Kiin se roula en boule, protégeant du bâton ses yeux et ses oreilles. « Tu es Kiin, lui dit son esprit. Kiin. Tu as une âme. Il ne peut te l'enlever. Même avec sa canne. Même avec ses coups. Tu es Kiin. Kiin. Kiin. »
Mais les coups ne cessaient pas. Enfin des mains se tendirent et l'arrachèrent à son père, à la douleur. On murmura son nom.
— Kiin, tu es en sécurité. Tu es là, avec moi. Je ne permettrai à personne de te faire du mal. Kiin, Kiin.
C'était Samig. Kiin tendit les bras vers lui et l'attira contre elle.
— Samig, mon époux, souffla-t-elle. Samig.
Elle caressa la peau lisse et tendre de sa poitrine,
la douceur obscure de ses cheveux, et sentit ses mains sur son dos, cherchant à l'agripper, tandis qu'elle refermait ses jambes sur lui. Elle sentit ce qui était homme grandir et se raidir contre elle. Elle ne pouvait s'empêcher de le toucher...
— Je t'en prie, murmura-t-elle, je t'en prie, je veux être ta femme.
Kiin s'éveilla de bonne heure. Samig dormait, une jambe en travers des siennes, sa main sur ses mains. Elle se libéra avec précaution, s'assit sur son séant et lissa son tablier. Elle s'autorisa à regarder un moment Samig, la couleur lisse et sombre de sa peau, la noirceur de ses cheveux.
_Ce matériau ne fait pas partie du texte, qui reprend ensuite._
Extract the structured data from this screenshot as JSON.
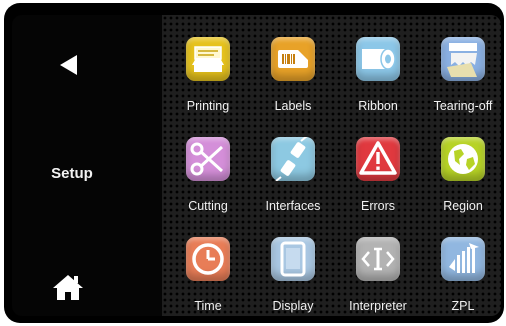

« C'était un rêve », lui dit son esprit.
Oui, c'était un rêve, pensa Kiin. Elle vit alors ses bras et ses jambes dénués de toute trace. Son père ne l'avait pas battue. Ç'avait été un rêve.
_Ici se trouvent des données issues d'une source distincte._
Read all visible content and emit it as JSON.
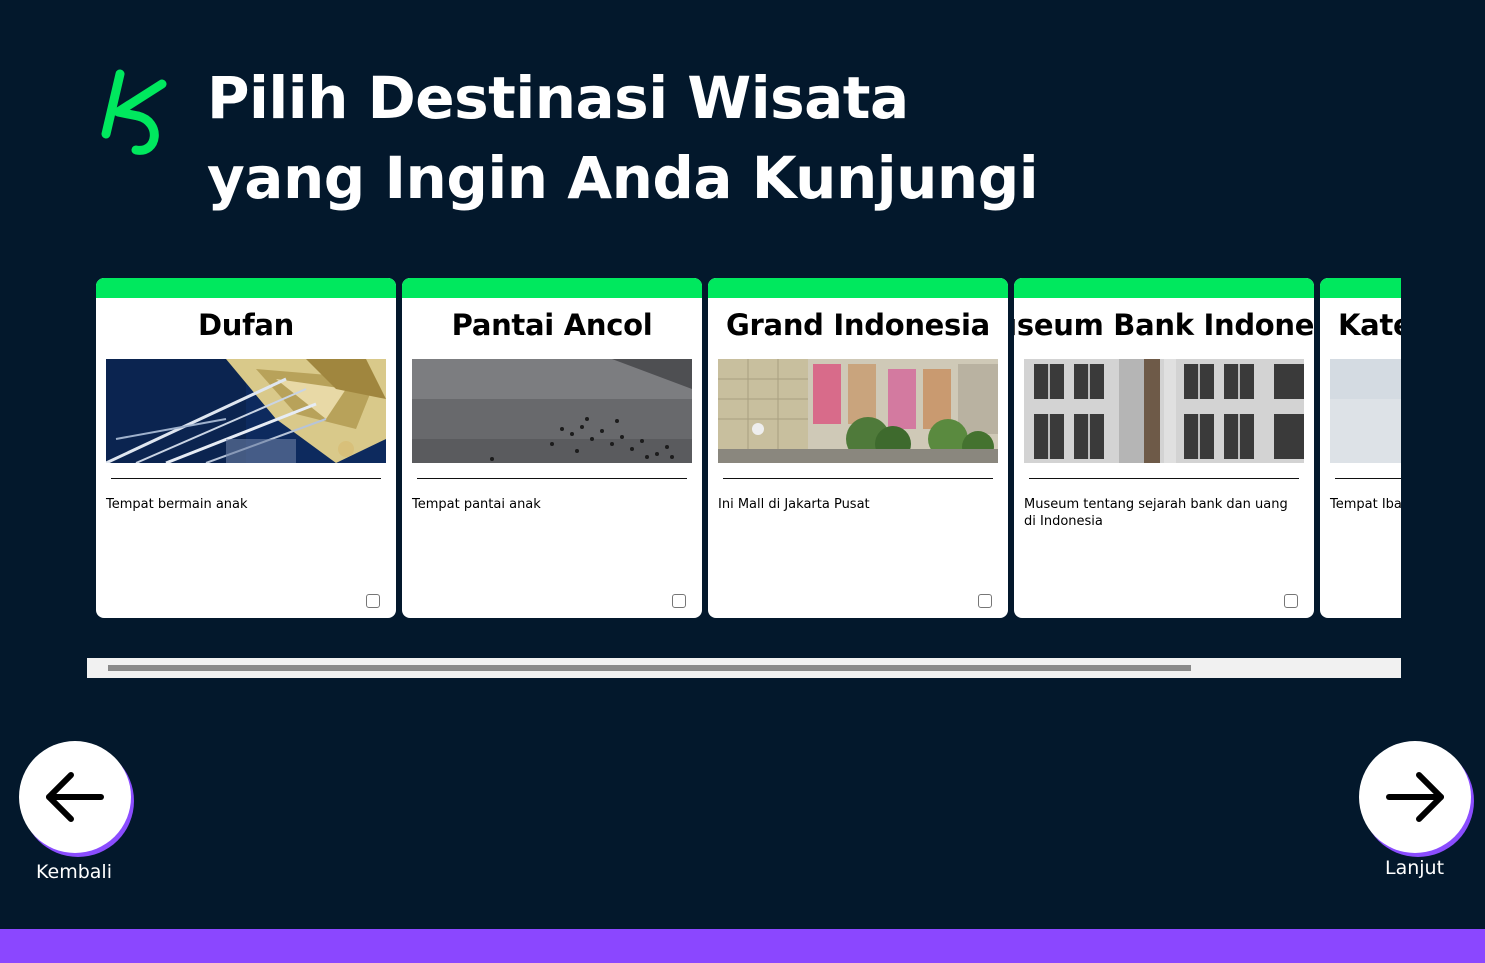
{
  "header": {
    "title_line1": "Pilih Destinasi Wisata",
    "title_line2": "yang Ingin Anda Kunjungi",
    "logo_icon": "ks-logo-icon"
  },
  "destinations": [
    {
      "name": "Dufan",
      "description": "Tempat bermain anak",
      "checked": false
    },
    {
      "name": "Pantai Ancol",
      "description": "Tempat pantai anak",
      "checked": false
    },
    {
      "name": "Grand Indonesia",
      "description": "Ini Mall di Jakarta Pusat",
      "checked": false
    },
    {
      "name": "Museum Bank Indonesia",
      "description": "Museum tentang sejarah bank dan uang di Indonesia",
      "checked": false
    },
    {
      "name": "Kate",
      "description": "Tempat Iba",
      "checked": false
    }
  ],
  "navigation": {
    "back_label": "Kembali",
    "next_label": "Lanjut",
    "back_icon": "arrow-left-icon",
    "next_icon": "arrow-right-icon"
  },
  "colors": {
    "background": "#03182c",
    "accent_green": "#00e85e",
    "accent_purple": "#8b47ff"
  }
}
Elle se rendit dans la pièce principale de l'ulaq, prépara la nourriture et remplit plusieurs conteneurs de poisson séché pour Samig, Amgigh et Kayugh. Ils les emporteraient avec eux.
Une fois le repas prêt, Kiin prit le parka d'Amgigh et s'installa sur une natte près de son panier à couture. Le vêtement était déchiré sous un bras et elle voulait le repriser avant le départ de son mari. Elle tenait à ce que les femmes Chasseurs de Baleines sachent qu'elle était une bonne épouse.
«Une bonne épouse... après Samig?» sembla murmurer quelque esprit.
« C'était un rêve », répondit l'esprit de Kiin. Et les mots s'infiltrèrent en elle tandis qu'elle perforait chaque côté de la déchirure à l'aide d'un poinçon. Après quoi, elle choisit un morceau de peau de phoque pour coudre une pièce. Elle nouait un fil de nerf tordu au bout de son aiguille quand elle vit s'ouvrir la porte de la chambre de Samig.
Elle leva les yeux. Samig était debout et la regardait. Elle sourit et, ce faisant, leurs regards se croisèrent et s'accrochèrent. Soudain, elle eut l'impression d'être de nouveau dans ses bras et elle se rappela son corps puissant frémissant contre le sien, la chaleur de Samig en elle. Elle sut qu'elle n'avait pas rêvé.
— Femme, dit Samig, avec une douceur infinie.